IBM Watson to Now Forbid Cyberattacks with Power Cognitive Security Operations Centers

IBM Security gives the power of augmented intelligence technology with power of cognitive security operations centers

IBM Security announces the industry’s first augmented intelligence technology designed to power cognitive security operations centers (SOCs). The New Watson is known to been trained on the language of cybersecurity, ingesting over 1 million security documents.

Watson can now help security analysts parse thousands of natural language research reports that have never before been accessible to modern security tools.

Watson for Cyber Security will be integrated into IBM’s new Cognitive SOC platform, bringing together advanced cognitive technologies with security operations and providing the ability to respond to threats across endpoints, networks, users and cloud. The centerpiece of this platform is IBM QRadar Advisor with Watson, the first tool that taps into Watson’s corpus of cybersecurity insights. This new app is already being used by Avnet, University of New Brunswick, Sopra Steria and 40 other customers globally to augment security analysts’ investigations into security incidents.

IBM has also asserted its investment in research to bring cognitive tools into its global X-Force Command Center network, including a Watson-powered chatbot currently being used to interact with IBM Managed Security Services customers. IBM also revealed a new research project, code-named Havyn, pioneering a voice-powered security assistant that leverages Watson conversation technology to respond to verbal commands and natural language from security analysts.

“Today’s sophisticated cybersecurity threats attack on multiple fronts to conceal their activities, and our security analysts face the difficult task of pinpointing these attacks amongst a massive sea of security-related data,” said Sean Valcamp, Chief Information Security Officer at Avnet. “Watson makes concealment efforts more difficult by quickly analyzing multiple streams of data and comparing them with the latest security attack intelligence to provide a more complete picture of the threat.

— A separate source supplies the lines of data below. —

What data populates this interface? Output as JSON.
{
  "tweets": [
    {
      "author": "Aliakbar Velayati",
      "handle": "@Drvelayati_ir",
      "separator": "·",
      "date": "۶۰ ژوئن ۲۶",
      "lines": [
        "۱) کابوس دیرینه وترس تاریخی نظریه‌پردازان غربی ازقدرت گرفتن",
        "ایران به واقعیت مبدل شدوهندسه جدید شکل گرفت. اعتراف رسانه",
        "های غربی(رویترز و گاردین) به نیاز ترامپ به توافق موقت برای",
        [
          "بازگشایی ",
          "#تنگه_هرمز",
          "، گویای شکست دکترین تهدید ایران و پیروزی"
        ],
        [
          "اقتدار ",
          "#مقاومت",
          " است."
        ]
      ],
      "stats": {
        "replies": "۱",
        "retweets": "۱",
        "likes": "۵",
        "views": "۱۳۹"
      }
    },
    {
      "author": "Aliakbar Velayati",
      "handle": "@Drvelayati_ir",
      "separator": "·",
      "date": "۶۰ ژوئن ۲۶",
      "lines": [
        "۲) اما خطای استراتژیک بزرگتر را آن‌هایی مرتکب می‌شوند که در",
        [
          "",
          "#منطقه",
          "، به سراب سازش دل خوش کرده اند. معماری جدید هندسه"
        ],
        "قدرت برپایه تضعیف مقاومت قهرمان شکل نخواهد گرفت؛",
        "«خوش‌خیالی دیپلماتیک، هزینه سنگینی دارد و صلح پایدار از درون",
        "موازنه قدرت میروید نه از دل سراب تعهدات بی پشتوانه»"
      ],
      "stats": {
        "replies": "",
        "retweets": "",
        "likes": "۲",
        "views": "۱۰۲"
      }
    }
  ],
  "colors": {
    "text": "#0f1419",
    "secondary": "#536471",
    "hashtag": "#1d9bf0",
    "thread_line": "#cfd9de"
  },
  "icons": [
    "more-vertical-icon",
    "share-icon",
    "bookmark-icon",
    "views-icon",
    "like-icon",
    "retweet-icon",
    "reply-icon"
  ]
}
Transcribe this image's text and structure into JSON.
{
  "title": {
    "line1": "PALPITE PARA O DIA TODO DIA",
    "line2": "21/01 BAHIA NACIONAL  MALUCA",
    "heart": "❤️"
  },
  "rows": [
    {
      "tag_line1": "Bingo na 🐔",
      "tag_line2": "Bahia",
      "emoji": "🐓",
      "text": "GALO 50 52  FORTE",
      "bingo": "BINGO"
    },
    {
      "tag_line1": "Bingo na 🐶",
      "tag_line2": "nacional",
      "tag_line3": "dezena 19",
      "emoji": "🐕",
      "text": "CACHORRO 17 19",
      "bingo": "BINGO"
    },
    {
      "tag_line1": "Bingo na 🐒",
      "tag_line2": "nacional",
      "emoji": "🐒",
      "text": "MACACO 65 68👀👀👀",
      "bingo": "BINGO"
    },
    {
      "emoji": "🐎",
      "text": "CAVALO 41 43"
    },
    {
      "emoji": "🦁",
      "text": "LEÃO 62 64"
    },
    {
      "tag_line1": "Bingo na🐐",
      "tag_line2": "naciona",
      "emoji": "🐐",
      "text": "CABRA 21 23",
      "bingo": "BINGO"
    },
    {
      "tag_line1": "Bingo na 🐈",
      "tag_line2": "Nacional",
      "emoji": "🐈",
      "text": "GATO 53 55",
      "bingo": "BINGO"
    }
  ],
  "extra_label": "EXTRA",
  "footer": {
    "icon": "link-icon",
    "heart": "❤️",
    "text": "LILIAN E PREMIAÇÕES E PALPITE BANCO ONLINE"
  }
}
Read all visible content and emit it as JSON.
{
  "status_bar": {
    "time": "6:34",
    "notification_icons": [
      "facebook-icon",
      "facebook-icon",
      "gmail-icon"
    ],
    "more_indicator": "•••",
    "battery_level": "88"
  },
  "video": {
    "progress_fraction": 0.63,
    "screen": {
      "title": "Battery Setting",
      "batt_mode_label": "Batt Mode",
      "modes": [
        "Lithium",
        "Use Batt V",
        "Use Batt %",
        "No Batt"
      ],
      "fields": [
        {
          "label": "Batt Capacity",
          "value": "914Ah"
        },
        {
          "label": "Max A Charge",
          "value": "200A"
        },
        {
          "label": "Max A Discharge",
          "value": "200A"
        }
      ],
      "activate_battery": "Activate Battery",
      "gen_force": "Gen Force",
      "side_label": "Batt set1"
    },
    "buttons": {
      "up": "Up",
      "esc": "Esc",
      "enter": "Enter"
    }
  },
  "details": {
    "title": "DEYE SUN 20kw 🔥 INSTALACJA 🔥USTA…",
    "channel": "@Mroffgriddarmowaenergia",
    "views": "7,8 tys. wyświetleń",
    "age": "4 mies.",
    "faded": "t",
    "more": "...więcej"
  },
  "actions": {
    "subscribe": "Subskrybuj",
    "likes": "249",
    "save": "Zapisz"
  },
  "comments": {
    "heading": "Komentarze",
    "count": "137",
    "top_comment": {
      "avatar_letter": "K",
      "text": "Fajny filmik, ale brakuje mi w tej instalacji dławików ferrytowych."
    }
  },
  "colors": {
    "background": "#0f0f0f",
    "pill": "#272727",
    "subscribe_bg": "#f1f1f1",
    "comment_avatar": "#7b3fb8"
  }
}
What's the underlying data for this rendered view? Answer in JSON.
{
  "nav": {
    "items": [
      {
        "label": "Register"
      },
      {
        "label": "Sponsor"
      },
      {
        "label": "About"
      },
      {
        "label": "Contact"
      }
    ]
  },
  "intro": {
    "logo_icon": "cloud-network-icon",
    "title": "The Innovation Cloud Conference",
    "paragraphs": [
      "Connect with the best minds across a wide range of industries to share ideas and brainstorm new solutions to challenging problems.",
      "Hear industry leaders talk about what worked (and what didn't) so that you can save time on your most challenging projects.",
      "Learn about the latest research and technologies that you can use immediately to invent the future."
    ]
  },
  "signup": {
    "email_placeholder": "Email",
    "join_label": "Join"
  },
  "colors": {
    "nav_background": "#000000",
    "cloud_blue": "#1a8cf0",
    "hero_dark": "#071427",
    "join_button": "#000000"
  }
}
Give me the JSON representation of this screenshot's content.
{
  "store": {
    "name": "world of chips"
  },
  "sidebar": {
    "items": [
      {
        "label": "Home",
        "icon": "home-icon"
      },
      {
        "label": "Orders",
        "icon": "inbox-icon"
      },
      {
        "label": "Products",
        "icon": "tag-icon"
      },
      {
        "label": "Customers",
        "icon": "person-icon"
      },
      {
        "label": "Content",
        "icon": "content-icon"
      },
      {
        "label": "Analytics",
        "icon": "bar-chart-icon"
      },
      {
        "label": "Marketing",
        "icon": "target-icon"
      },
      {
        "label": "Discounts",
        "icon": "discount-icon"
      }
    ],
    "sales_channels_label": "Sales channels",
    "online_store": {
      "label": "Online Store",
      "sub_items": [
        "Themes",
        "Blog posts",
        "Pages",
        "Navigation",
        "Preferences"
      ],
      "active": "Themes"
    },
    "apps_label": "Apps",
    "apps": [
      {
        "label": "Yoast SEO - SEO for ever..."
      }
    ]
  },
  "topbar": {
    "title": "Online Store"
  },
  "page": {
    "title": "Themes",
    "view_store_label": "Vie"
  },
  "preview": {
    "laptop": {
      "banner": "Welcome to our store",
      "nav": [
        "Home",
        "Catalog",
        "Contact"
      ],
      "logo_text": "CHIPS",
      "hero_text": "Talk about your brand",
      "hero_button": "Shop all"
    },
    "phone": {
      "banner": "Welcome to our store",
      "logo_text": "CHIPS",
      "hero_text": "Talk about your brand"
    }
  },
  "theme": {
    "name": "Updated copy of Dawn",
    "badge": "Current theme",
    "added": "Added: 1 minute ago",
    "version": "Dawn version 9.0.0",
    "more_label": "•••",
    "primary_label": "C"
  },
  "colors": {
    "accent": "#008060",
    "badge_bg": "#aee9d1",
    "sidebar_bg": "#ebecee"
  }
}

Watson also generates reports on these threats in a matter of minutes, which greatly speeds the time between detecting a potential event and my security team’s ability to respond accordingly.”

The IBM Cognitive SOC platform puts cognitive technologies into security analyst hands, enhancing security team ability to fill gaps in intelligence and act with speed and accuracy.

The IBM QRadar Advisor with Watson app brings cognitive capabilities to aid security analysts in their investigations and remediation through IBM’s QRadar security intelligence platform.

The solution assists in the investigation of potential threats by correlating Watson’s natural language processing capabilities across security blogs, websites, research papers along with other sources, with threat intel and security incident data from QRadar, which can shorten cyber security investigations from weeks and days, to minutes.

“The Cognitive SOC is now a reality for clients looking to find an advantage against the growing legions of cybercriminals and next generation threats,” said Denis Kennelly, Vice President of Development and Technology, IBM Security. “Our investments in Watson for Cyber Security have given birth to several innovations in just under a year. Combining the unique abilities of man and machine intelligence will be critical to the next stage in the fight against advanced cybercrime.”

To extend the ability of the Cognitive SOC to endpoints, IBM Security also is announcing a new endpoint detection and response (EDR) solution called IBM BigFix Detect. The solution helps organizations gain full visibility into the constantly changing endpoint threat landscape while bridging the gap between malicious behavior detection and remediation. BigFix Detect is making EDR accessible and actionable, providing security analysts with the ability to see, understand and act on threats across their endpoints through a single platform, and delivers targeted remediation on impacted endpoints enterprise-wide in minutes.

When paired with the orchestration and automation capabilities of IBM Resilient’s Incident Response Platform (IRP), clients can turn cognitive SOC insight into action across enrichment, remediation, and mitigation functions. The IBM Cognitive SOC also brings together other technologies from IBM Security including i2 for cyber threat hunting and IBM X-Force Exchange.

IBM will also help clients design, build and manage cognitive security operations centers globally through IBM Managed Security Services. Clients can choose to have IBM build their cognitive SOC on-premise or manage it virtually via the IBM Cloud as part of the IBM X-Force Command Center network.

Watson is also currently engaging with clients daily via a new chatbot tool deployed in IBM’s X-Force Command Center network, which manages over 1 trillion security events per month. Clients can choose to ask Watson questions via instant messaging about their security posture or network configurations.